Pareto optimality has recently become the holy grail of contemporary businesses as companies rush to search for the 20% of their customers who contribute to 80% of their online sales. However, following the Pareto principal, the social gaming may be one of the most lucrative industries today, as the 90% of revenue comes from only 3% of gamers.
Today, the online space is filled with forecasts on where social gaming is going. A lot of proponents of social media state that social games have a lot of marketing potential and in the near future will be filled with advertising dollars. However, currently the revenue model of big social game creators such as Zynga, is based on virtual good sales. According to AdWeek, only 3% of the gamers of the most popular Facebook game Farmville are purchasing the virtual merchandise for the their farms, but these sales represent the lion’s share of social gaming revenues (somewhere between $340- $664 million).

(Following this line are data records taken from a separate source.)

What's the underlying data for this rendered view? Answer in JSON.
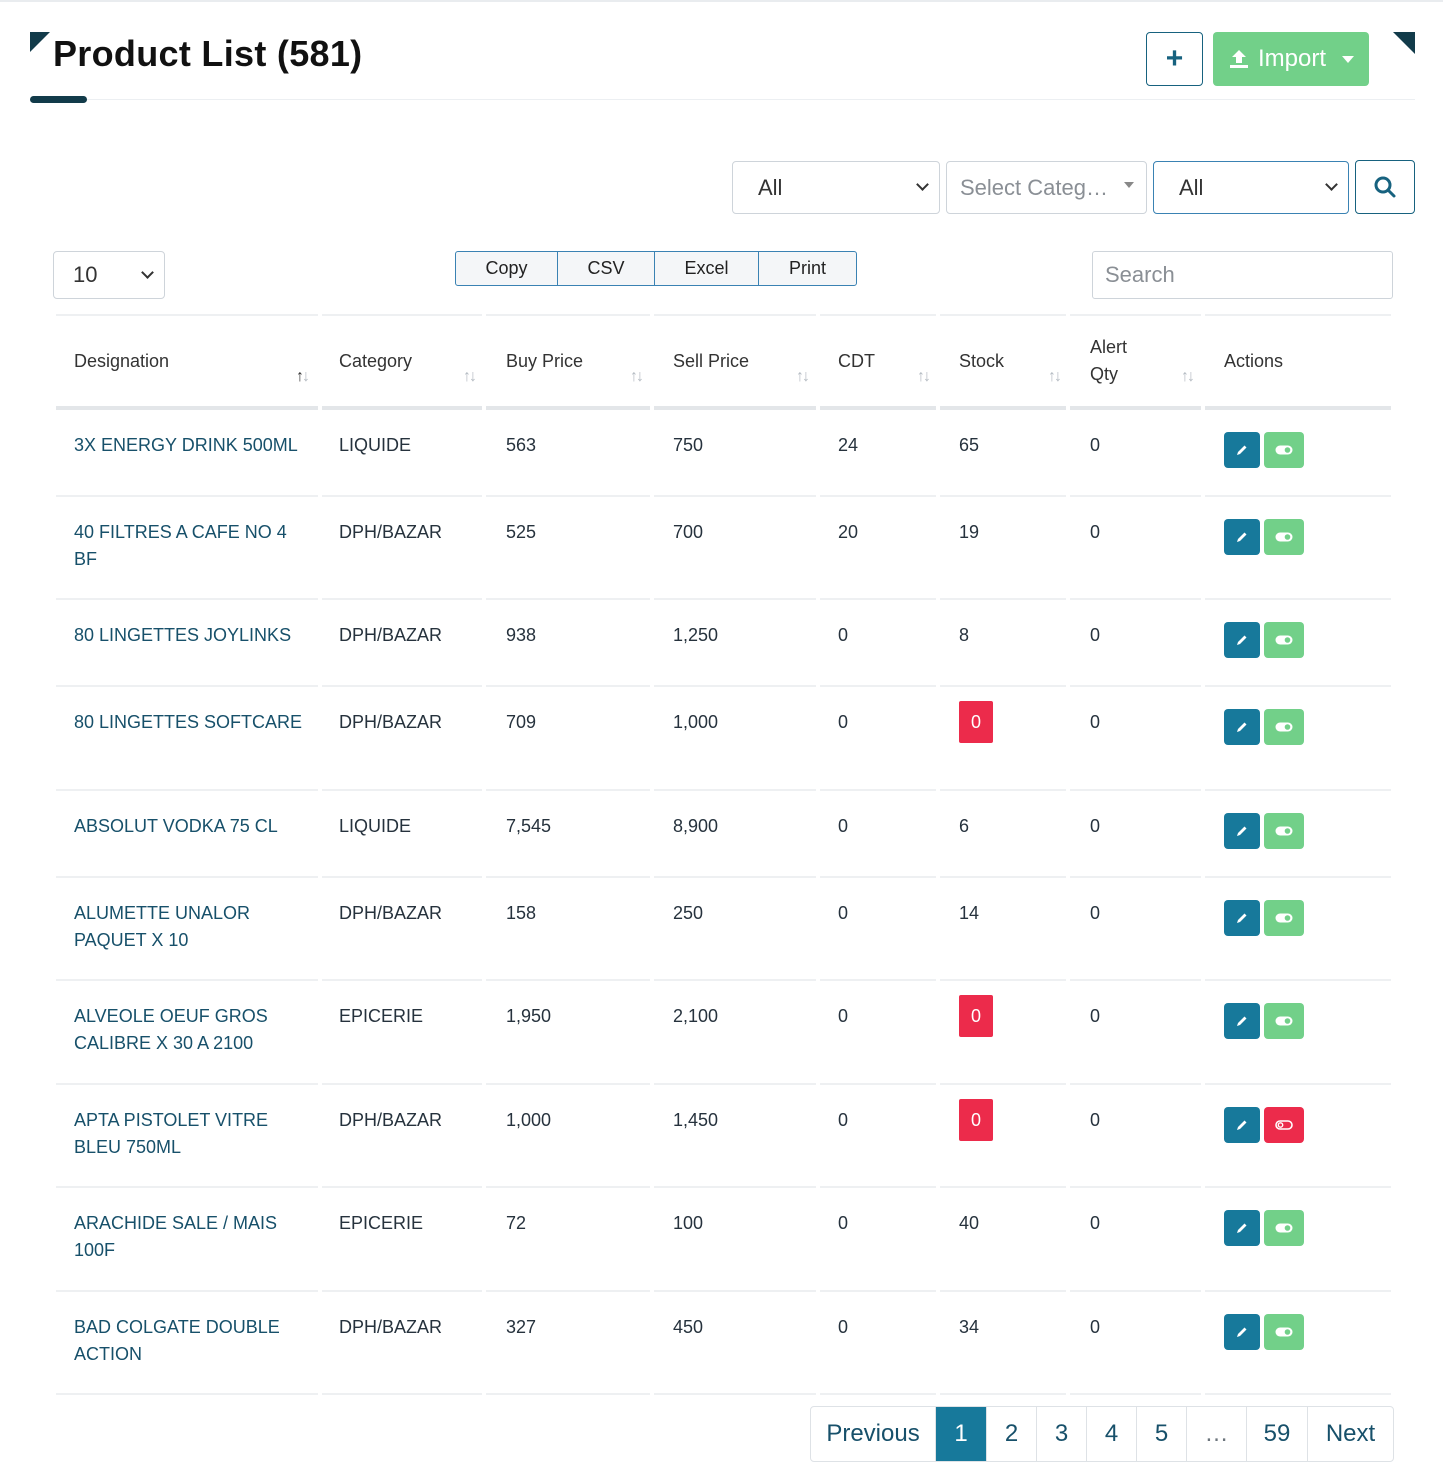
{
  "header": {
    "title": "Product List (581)",
    "import_label": "Import"
  },
  "filters": {
    "status_value": "All",
    "category_placeholder": "Select Categ…",
    "type_value": "All"
  },
  "controls": {
    "page_length": "10",
    "export_buttons": [
      "Copy",
      "CSV",
      "Excel",
      "Print"
    ],
    "search_placeholder": "Search"
  },
  "table": {
    "columns": [
      "Designation",
      "Category",
      "Buy Price",
      "Sell Price",
      "CDT",
      "Stock",
      "Alert\nQty",
      "Actions"
    ],
    "rows": [
      {
        "designation": "3X ENERGY DRINK 500ML",
        "category": "LIQUIDE",
        "buy": "563",
        "sell": "750",
        "cdt": "24",
        "stock": "65",
        "alert": "0",
        "active": true
      },
      {
        "designation": "40 FILTRES A CAFE NO 4 BF",
        "category": "DPH/BAZAR",
        "buy": "525",
        "sell": "700",
        "cdt": "20",
        "stock": "19",
        "alert": "0",
        "active": true
      },
      {
        "designation": "80 LINGETTES JOYLINKS",
        "category": "DPH/BAZAR",
        "buy": "938",
        "sell": "1,250",
        "cdt": "0",
        "stock": "8",
        "alert": "0",
        "active": true
      },
      {
        "designation": "80 LINGETTES SOFTCARE",
        "category": "DPH/BAZAR",
        "buy": "709",
        "sell": "1,000",
        "cdt": "0",
        "stock": "0",
        "alert": "0",
        "active": true
      },
      {
        "designation": "ABSOLUT VODKA 75 CL",
        "category": "LIQUIDE",
        "buy": "7,545",
        "sell": "8,900",
        "cdt": "0",
        "stock": "6",
        "alert": "0",
        "active": true
      },
      {
        "designation": "ALUMETTE UNALOR PAQUET X 10",
        "category": "DPH/BAZAR",
        "buy": "158",
        "sell": "250",
        "cdt": "0",
        "stock": "14",
        "alert": "0",
        "active": true
      },
      {
        "designation": "ALVEOLE OEUF GROS CALIBRE X 30 A 2100",
        "category": "EPICERIE",
        "buy": "1,950",
        "sell": "2,100",
        "cdt": "0",
        "stock": "0",
        "alert": "0",
        "active": true
      },
      {
        "designation": "APTA PISTOLET VITRE BLEU 750ML",
        "category": "DPH/BAZAR",
        "buy": "1,000",
        "sell": "1,450",
        "cdt": "0",
        "stock": "0",
        "alert": "0",
        "active": false
      },
      {
        "designation": "ARACHIDE SALE / MAIS 100F",
        "category": "EPICERIE",
        "buy": "72",
        "sell": "100",
        "cdt": "0",
        "stock": "40",
        "alert": "0",
        "active": true
      },
      {
        "designation": "BAD COLGATE DOUBLE ACTION",
        "category": "DPH/BAZAR",
        "buy": "327",
        "sell": "450",
        "cdt": "0",
        "stock": "34",
        "alert": "0",
        "active": true
      }
    ]
  },
  "pagination": {
    "items": [
      "Previous",
      "1",
      "2",
      "3",
      "4",
      "5",
      "…",
      "59",
      "Next"
    ],
    "current": "1"
  },
  "colors": {
    "primary": "#17799b",
    "success": "#72d089",
    "danger": "#ec2b4b",
    "dark": "#123b4a"
  },
  "icons": [
    "plus-icon",
    "upload-icon",
    "search-icon",
    "pencil-icon",
    "toggle-on-icon",
    "toggle-off-icon",
    "sort-icon",
    "chevron-down-icon"
  ]
}
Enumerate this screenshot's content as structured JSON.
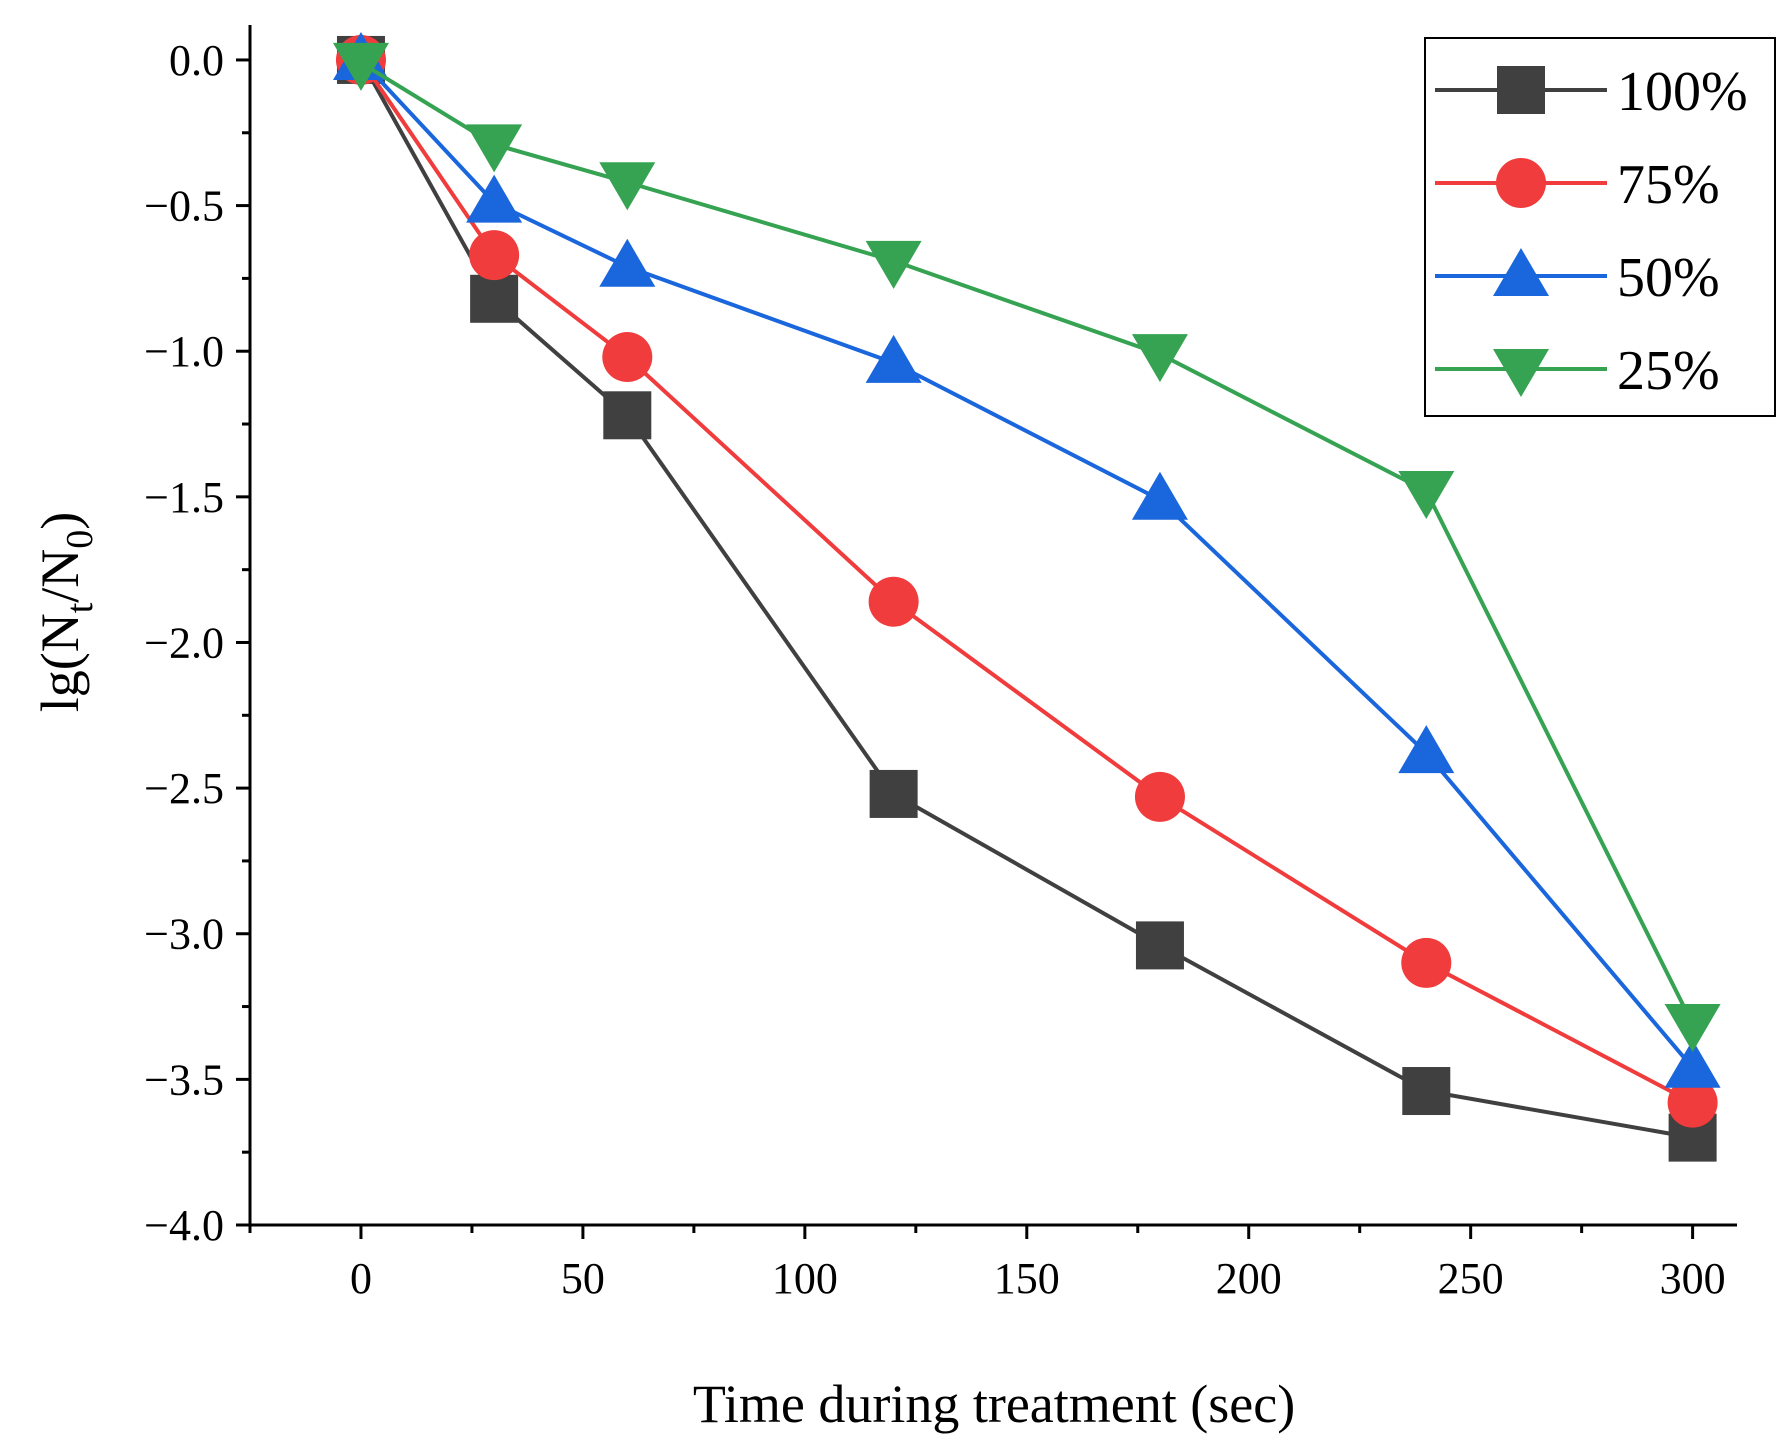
{
  "chart_data": {
    "type": "line",
    "title": "",
    "xlabel": "Time during treatment (sec)",
    "ylabel": {
      "main": "lg(N",
      "sub1": "t",
      "mid": "/N",
      "sub2": "0",
      "end": ")"
    },
    "xlim": [
      -25,
      310
    ],
    "ylim": [
      -4.0,
      0.12
    ],
    "xticks": [
      0,
      50,
      100,
      150,
      200,
      250,
      300
    ],
    "xtick_labels": [
      "0",
      "50",
      "100",
      "150",
      "200",
      "250",
      "300"
    ],
    "yticks": [
      0.0,
      -0.5,
      -1.0,
      -1.5,
      -2.0,
      -2.5,
      -3.0,
      -3.5,
      -4.0
    ],
    "ytick_labels": [
      "0.0",
      "−0.5",
      "−1.0",
      "−1.5",
      "−2.0",
      "−2.5",
      "−3.0",
      "−3.5",
      "−4.0"
    ],
    "grid": false,
    "legend_position": "top-right",
    "x": [
      0,
      30,
      60,
      120,
      180,
      240,
      300
    ],
    "series": [
      {
        "name": "100%",
        "color": "#404040",
        "marker": "square",
        "values": [
          0.0,
          -0.82,
          -1.22,
          -2.52,
          -3.04,
          -3.54,
          -3.7
        ]
      },
      {
        "name": "75%",
        "color": "#f03c3c",
        "marker": "circle",
        "values": [
          0.0,
          -0.67,
          -1.02,
          -1.86,
          -2.53,
          -3.1,
          -3.58
        ]
      },
      {
        "name": "50%",
        "color": "#1a66dc",
        "marker": "triangle-up",
        "values": [
          0.0,
          -0.49,
          -0.71,
          -1.04,
          -1.51,
          -2.38,
          -3.46
        ]
      },
      {
        "name": "25%",
        "color": "#36a353",
        "marker": "triangle-down",
        "values": [
          -0.01,
          -0.29,
          -0.42,
          -0.69,
          -1.01,
          -1.48,
          -3.31
        ]
      }
    ]
  }
}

Not only Facebook and Zynga enjoy the profits of virtual farming. The Russian equivalent game ‘Happy Farmer’(on leading Russian social network Vkontakte.ru) has reported that it has acquired 6 million users and is garnering revenues at $200 million dollars per month. Chinese are also extremely hands on in the agricultural development of Internet: Chinese hit ‘Happy Farm” now reaches 27m daily active users in China and is close to matching FarmVille’s 29m daily active users on Facebook. But Chinese versions are more competitive than their Western counterparts: they allow users to steal and add worms and weeds to friends’ farms.
While there are almost no changes in the globe’s real agricultural supply, the online agricultural spectrum seems to be at the height of its growth. Despite the fact that social media gurus speculate on the marketing potential of social games, the revenue numbers show that virtual farming is quite profitable on its own, thanks to big contributions from minority of virtual farmers.